We are meant to believe that the reason why the economy won't or can't 'grow' is because Labour ran up a deficit ie its outgoings per year on money borrowed was too high. And we aren't supposed to think that capitalists are unwilling to 'grow' (ie invest, employ people and sell more goods) because the finance sector in particular is in the worst indebtedness it has ever, ever been in. So, though its managers and owners pay themselves salaries and bonuses worth millions, they can't and won't lend money at a sufficiently fast and high rate for manufacturing and service industry capitalists to be able to invest in plant, new machinery, or start-up funds to take on workers. Meanwhile, the global take home pay for workers continues to go down in real terms (ie in relation to people's bills) and go down in relation to the amount of money we can call profits. So simply put, the vast majority of people have less money to buy the goods that the capitalists would make and try to sell, if they could. The main pressure downwards on pay comes from government initiated pay freezes, unemployment, part-time, short-term employment and lack of union organisation to resist this pressure.

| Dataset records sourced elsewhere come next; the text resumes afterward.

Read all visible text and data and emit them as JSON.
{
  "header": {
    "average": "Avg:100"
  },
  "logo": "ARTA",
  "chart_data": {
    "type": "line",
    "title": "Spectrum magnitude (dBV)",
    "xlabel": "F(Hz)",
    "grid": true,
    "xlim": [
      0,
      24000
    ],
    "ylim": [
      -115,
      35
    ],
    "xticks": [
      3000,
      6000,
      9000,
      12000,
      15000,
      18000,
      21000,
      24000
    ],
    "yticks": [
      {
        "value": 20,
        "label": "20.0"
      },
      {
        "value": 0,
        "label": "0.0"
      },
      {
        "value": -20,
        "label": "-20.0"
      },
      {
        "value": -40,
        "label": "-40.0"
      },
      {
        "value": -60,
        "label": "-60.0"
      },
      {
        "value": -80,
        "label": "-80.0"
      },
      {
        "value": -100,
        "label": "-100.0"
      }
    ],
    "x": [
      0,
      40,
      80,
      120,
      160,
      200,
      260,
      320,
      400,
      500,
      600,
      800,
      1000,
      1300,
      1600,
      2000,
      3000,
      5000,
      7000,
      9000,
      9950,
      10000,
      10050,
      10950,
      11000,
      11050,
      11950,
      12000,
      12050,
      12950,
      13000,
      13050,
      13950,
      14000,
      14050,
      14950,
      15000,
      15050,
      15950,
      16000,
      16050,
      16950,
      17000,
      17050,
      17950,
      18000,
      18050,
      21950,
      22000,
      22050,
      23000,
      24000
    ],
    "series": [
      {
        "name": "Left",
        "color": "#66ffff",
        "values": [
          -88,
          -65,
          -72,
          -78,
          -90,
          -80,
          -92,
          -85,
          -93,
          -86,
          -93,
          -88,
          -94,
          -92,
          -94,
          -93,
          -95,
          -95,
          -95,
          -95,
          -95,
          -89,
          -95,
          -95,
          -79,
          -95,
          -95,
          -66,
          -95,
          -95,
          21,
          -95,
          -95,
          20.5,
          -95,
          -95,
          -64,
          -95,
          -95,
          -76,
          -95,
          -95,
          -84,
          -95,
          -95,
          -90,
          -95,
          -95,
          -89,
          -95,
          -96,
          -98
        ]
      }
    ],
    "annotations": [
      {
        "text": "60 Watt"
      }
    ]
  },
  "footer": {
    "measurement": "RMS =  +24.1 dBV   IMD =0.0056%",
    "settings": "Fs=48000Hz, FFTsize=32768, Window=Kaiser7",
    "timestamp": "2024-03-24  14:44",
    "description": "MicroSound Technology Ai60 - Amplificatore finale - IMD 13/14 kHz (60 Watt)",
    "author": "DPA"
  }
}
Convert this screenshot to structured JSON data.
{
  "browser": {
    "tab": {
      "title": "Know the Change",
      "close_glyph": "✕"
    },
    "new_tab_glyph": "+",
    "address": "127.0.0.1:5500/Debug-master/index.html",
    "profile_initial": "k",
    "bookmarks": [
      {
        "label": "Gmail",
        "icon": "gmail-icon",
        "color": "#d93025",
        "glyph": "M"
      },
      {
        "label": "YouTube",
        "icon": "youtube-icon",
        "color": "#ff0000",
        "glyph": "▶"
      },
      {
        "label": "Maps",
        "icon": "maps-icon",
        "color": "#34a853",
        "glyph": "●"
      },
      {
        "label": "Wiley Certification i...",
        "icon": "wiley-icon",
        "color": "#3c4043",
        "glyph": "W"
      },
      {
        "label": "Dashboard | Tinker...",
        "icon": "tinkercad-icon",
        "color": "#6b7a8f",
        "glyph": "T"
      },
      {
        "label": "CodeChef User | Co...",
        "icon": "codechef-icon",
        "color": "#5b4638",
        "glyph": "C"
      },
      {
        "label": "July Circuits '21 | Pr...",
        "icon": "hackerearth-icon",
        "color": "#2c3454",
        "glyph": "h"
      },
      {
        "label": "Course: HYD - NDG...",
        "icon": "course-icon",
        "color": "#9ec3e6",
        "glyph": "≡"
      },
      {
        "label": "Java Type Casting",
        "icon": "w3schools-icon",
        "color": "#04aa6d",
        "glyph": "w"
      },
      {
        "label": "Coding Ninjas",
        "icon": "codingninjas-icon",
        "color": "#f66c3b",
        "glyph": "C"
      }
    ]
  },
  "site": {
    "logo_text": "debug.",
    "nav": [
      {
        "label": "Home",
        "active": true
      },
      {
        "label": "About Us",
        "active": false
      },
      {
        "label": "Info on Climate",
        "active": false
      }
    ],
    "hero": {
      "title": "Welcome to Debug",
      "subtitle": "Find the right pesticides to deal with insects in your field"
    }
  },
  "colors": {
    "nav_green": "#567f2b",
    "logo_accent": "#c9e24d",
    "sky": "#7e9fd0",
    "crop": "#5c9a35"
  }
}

So there is a double squeeze on capitalists - banks who won't lend them money at a low enough rate because they are scared stiff that they (the banks) will crash; workers with not enough money in their pockets for capitalists to think it's worth trying to make stuff for workers to buy.  

In my dream world, Labour would be saying all this. They would be spelling it out with diagrams, films, and leaflets. They would be showing that a tiny group of people held and are still holding the world to ransom on account of their speculative lunacy and greed. They would be showing that each time Osborne and all the press pals say that it's the deficit that's the problem they would say, Oh no it isn't, it's the private debt. Every time Iain Duncan Smith and his press pals point the finger at this or that 'benefit cheat' or 'welfare dependent underclass', Labour would point the finger at the vast debts seizing up the system causing much more damage than a few people working a small time racket. They would point the finger at the vast millions people earn who manage these debts and who are of no productive use whatsoever. They are parasites. And they would talk about the greed-dependent overclass who got us into this fix. 

They would and they should say that this government everyday blames and punishes the victims of the bankers' and financiers' greed. And they would show that it is the system of basing everything we do, need, eat and drink on profit that caused the problem in the first place. As I said, capitalists base all their actions on profitability. They don't base it on general need or for the general good. That's why the financiers went off thinking that they had created a new alternative world where money could create money and there would be no consequences. 

We have to think of other ways in which we can create a society that is not based on profitability, otherwise all that will happen is that we will go on and on destroying people's lives through unemployment, poverty, lack of welfare and permanent small wars - which one day might burgeon into even bigger ones.